Atualmente o mosteiro conta com 15 monjas com idades entre 45 e 75 anos e se mantem através da venda de biscoitos e geleias, confecção de vestuário sacro, hospedagem e suas dependências e doações da comunidade.

"Para tudo aquilo que a igreja precisa, em termos vestes e sacras, com os paramentos da missa, que os padres utilizam, as próprias toalhas de altar, o jogo de altar, que são os paninhos das igrejas que são os sanguíneo, manustérgio, lavabo, para celebrar a eucaristia", disse a religiosa Plácida Ramos Lima.

"Esse trabalho, como as vezes a demanda é grande, a gente as vezes terceiriza com as próprias pessoas do bairro, que é uma forma da gente também ajudar com os nossos próprios trabalhos, a gente reparte e fica só para a gente o que a gente recebe como o dom de Deus".

A Hospedaria Getsemani que integra o mosteiro, recebe principalmente pessoas para retiros espirituais. Um local propício para se desconectar da correria do dia a dia.

Contando com 20 suítes onde comportam até duas pessoas, a diária custa R$ 140, com roupa de cama e quatro refeições ao dia inclusas.

"Essa hospitalidade faz parte da nossa regra, que São Bento já fala que os monges recebam todos como Cristo. Então, nós temos na nossa hospedaria esse grande nome, Getsemani, que significa horto das oliveiras, que no momento em que Jesus, no auge do sofrimento, esteve lá, no Getsemani", contou a religiosa Plácida Ramos Lima.

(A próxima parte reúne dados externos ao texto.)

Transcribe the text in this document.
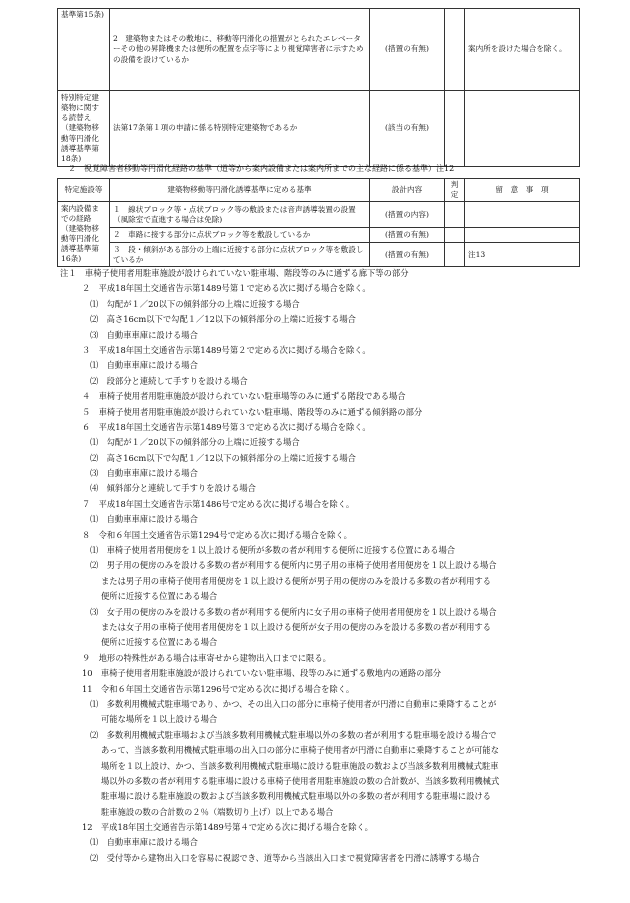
基準第15条)	2　建築物またはその敷地に、移動等円滑化の措置がとられたエレベーターその他の昇降機または便所の配置を点字等により視覚障害者に示すための設備を設けているか	(措置の有無)		案内所を設けた場合を除く。
特別特定建築物に関する読替え（建築物移動等円滑化誘導基準第18条)	法第17条第１項の申請に係る特別特定建築物であるか	(該当の有無)		
２　視覚障害者移動等円滑化経路の基準（道等から案内設備または案内所までの主な経路に係る基準）注12
特定施設等	建築物移動等円滑化誘導基準に定める基準	設計内容	判定	留　意　事　項
案内設備までの経路（建築物移動等円滑化誘導基準第16条)	１　線状ブロック等・点状ブロック等の敷設または音声誘導装置の設置（風除室で直進する場合は免除)	(措置の内容)		
	２　車路に接する部分に点状ブロック等を敷設しているか	(措置の有無)		
	３　段・傾斜がある部分の上端に近接する部分に点状ブロック等を敷設しているか	(措置の有無)		注13
注１　車椅子使用者用駐車施設が設けられていない駐車場、階段等のみに通ずる廊下等の部分
２　平成18年国土交通省告示第1489号第１で定める次に掲げる場合を除く。
⑴　勾配が１／20以下の傾斜部分の上端に近接する場合
⑵　高さ16cm以下で勾配１／12以下の傾斜部分の上端に近接する場合
⑶　自動車車庫に設ける場合
３　平成18年国土交通省告示第1489号第２で定める次に掲げる場合を除く。
⑴　自動車車庫に設ける場合
⑵　段部分と連続して手すりを設ける場合
４　車椅子使用者用駐車施設が設けられていない駐車場等のみに通ずる階段である場合
５　車椅子使用者用駐車施設が設けられていない駐車場、階段等のみに通ずる傾斜路の部分
６　平成18年国土交通省告示第1489号第３で定める次に掲げる場合を除く。
⑴　勾配が１／20以下の傾斜部分の上端に近接する場合
⑵　高さ16cm以下で勾配１／12以下の傾斜部分の上端に近接する場合
⑶　自動車車庫に設ける場合
⑷　傾斜部分と連続して手すりを設ける場合
７　平成18年国土交通省告示第1486号で定める次に掲げる場合を除く。
⑴　自動車車庫に設ける場合
８　令和６年国土交通省告示第1294号で定める次に掲げる場合を除く。
⑴　車椅子使用者用便房を１以上設ける便所が多数の者が利用する便所に近接する位置にある場合
⑵　男子用の便房のみを設ける多数の者が利用する便所内に男子用の車椅子使用者用便房を１以上設ける場合
または男子用の車椅子使用者用便房を１以上設ける便所が男子用の便房のみを設ける多数の者が利用する
便所に近接する位置にある場合
⑶　女子用の便房のみを設ける多数の者が利用する便所内に女子用の車椅子使用者用便房を１以上設ける場合
または女子用の車椅子使用者用便房を１以上設ける便所が女子用の便房のみを設ける多数の者が利用する
便所に近接する位置にある場合
９　地形の特殊性がある場合は車寄せから建物出入口までに限る。
10　車椅子使用者用駐車施設が設けられていない駐車場、段等のみに通ずる敷地内の通路の部分
11　令和６年国土交通省告示第1296号で定める次に掲げる場合を除く。
⑴　多数利用機械式駐車場であり、かつ、その出入口の部分に車椅子使用者が円滑に自動車に乗降することが
可能な場所を１以上設ける場合
⑵　多数利用機械式駐車場および当該多数利用機械式駐車場以外の多数の者が利用する駐車場を設ける場合で
あって、当該多数利用機械式駐車場の出入口の部分に車椅子使用者が円滑に自動車に乗降することが可能な
場所を１以上設け、かつ、当該多数利用機械式駐車場に設ける駐車施設の数および当該多数利用機械式駐車
場以外の多数の者が利用する駐車場に設ける車椅子使用者用駐車施設の数の合計数が、当該多数利用機械式
駐車場に設ける駐車施設の数および当該多数利用機械式駐車場以外の多数の者が利用する駐車場に設ける
駐車施設の数の合計数の２％（端数切り上げ）以上である場合
12　平成18年国土交通省告示第1489号第４で定める次に掲げる場合を除く。
⑴　自動車車庫に設ける場合
⑵　受付等から建物出入口を容易に視認でき、道等から当該出入口まで視覚障害者を円滑に誘導する場合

As monjas também contam com a produção de bricelets (biscoitos artesanais de origem alemã), bolo de frutas cristalizadas, geleia de frutas e sequilhos que auxiliam nas despesas do local

Além de toda manufatura e a vida devocional das monjas, o mosteiro abriga a Associação Ação Social Mosteiro do Salvador, de natureza filantrópica criada em 1981 onde atende cerca de 430 crianças e adolescentes com aulas de ballet, karatê, uma creche e a pré-escola.

A associação conta com auxílio da Prefeitura de Salvador para fazer o pagamento de salários de professores e funcionários do local.